Can't understand the declaration #3 in the Example of [basic.link]/6 C++14

Question

[basic.link]/6

The name of a function declared in block scope and the name of a variable declared by a block scope extern declaration have linkage. If there is a visible declaration of an entity with linkage having the same name and type, ignoring entities declared outside the innermost enclosing namespace scope, the block scope declaration declares that same entity and receives the linkage of the previous declaration. If there is more than one such matching entity, the program is ill-formed. Otherwise, if no matching entity is found, the block scope entity receives external linkage.[ Example:

static void f();
static int i = 0; // #1
void g() {
    extern void f(); // internal linkage
    int i; // #2 i has no linkage
    {
        extern void f(); // internal linkage
        extern int i; // #3 external linkage
    }
}

There are three objects named i in this program. The object with internal linkage introduced by the declaration in global scope (line #1), the object with automatic storage duration and no linkage introduced by the declaration on line #2, and the object with static storage duration and external linkage introduced by the declaration on line #3. —end example ]

I have two comments about this paragraph:

1. The static int i = 0;declaration in the global scope is not visible inside the block containing the declaration extern int i; (#3). Therefore we can only say that this latter declaration has external linkage, i.e., we can't associate it with declaration #1.
2. Otherwise, if the declaration static int i; is considered visible by the declaration #3, than according to the text in the paragraph, the block scope declaration declares the same entity and receives the linkage of the previous declaration, that is, internal linkage, and not external linkage, as stated in the Example.

What am I missing here?

Answer 1

This is subject to active issue 426 which says:

An example in 3.5 [basic.link] paragraph 6 creates two file-scope variables with the same name, one with internal linkage and one with external.

static void f();
static int i = 0;                       //1
void g() {
      extern void f();                // internal linkage
      int i;                          //2: i has no linkage
      {
              extern void f();        // internal linkage
              extern int i;           //3: external linkage
      }
}  

Is this really what we want?
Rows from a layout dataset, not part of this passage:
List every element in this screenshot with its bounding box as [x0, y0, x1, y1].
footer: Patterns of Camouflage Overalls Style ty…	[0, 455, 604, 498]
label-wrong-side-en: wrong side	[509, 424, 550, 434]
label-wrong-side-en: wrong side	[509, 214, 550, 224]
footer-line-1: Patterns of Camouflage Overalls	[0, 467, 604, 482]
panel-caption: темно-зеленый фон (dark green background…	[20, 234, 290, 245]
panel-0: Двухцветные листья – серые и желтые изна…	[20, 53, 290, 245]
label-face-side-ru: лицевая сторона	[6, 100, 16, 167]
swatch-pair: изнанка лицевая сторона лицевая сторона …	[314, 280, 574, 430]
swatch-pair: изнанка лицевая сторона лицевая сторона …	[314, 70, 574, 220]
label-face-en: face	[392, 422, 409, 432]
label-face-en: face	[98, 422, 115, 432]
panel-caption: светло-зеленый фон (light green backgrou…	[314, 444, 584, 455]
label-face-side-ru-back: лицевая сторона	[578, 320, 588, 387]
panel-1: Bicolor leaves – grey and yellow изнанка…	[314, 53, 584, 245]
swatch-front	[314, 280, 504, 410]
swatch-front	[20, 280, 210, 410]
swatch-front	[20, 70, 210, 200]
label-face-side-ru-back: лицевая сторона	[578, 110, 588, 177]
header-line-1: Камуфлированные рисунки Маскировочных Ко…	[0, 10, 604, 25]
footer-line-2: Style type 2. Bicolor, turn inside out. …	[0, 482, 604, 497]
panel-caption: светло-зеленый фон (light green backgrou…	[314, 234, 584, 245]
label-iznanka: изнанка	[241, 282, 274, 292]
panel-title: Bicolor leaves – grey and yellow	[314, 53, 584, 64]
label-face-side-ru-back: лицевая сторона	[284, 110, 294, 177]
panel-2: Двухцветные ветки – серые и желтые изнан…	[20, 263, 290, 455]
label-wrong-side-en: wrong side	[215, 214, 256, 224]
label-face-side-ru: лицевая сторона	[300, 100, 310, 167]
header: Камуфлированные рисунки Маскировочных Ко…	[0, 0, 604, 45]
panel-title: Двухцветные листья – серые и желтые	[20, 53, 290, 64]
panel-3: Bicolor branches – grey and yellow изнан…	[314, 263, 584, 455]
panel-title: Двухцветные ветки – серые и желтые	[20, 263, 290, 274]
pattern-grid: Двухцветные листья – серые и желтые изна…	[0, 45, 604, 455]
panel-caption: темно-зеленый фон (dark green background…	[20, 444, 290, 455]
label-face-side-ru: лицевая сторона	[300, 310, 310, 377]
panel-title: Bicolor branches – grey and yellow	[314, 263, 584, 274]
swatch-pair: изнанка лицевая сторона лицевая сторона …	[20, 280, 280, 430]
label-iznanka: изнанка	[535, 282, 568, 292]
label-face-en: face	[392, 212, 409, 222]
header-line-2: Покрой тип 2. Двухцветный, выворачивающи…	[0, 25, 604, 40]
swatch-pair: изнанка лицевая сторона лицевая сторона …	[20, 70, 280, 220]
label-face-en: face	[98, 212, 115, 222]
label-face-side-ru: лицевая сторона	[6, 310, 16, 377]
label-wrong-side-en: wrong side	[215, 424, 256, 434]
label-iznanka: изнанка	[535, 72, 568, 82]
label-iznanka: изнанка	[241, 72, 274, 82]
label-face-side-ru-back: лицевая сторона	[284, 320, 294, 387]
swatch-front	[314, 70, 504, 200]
C99 has 6.2.2.7/7, which gives undefined behavior for having an identifier appear with internal and external linkage in the same translation unit. C++ doesn't seem to have an equivalent.

The original proposal was to make it undefined behavior:

We agree that this is an error. We propose to leave the example but change the comment to indicate that line //3 has undefined behavior, and elsewhere add a normative rule giving such a case undefined behavior.

but the last two comments say:

According to 3.5 [basic.link] paragraph 9, the two variables with linkage in the proposed example are not “the same entity” because they do not have the same linkage. Some other formulation will be needed to describe the relationship between those two variables.

and:

The CWG decided that it would be better to make a program with this kind of linkage mismatch ill-formed instead of having undefined behavior.

The latest comments did not propose a new wording and it has not been updated since 2006, so at best we can say the current thinking is that this is ill-formed.

For reference the draft C99 standard 6.2.2.7/7 says:

If, within a translation unit, the same identifier appears with both internal and external linkage, the behavior is undefined.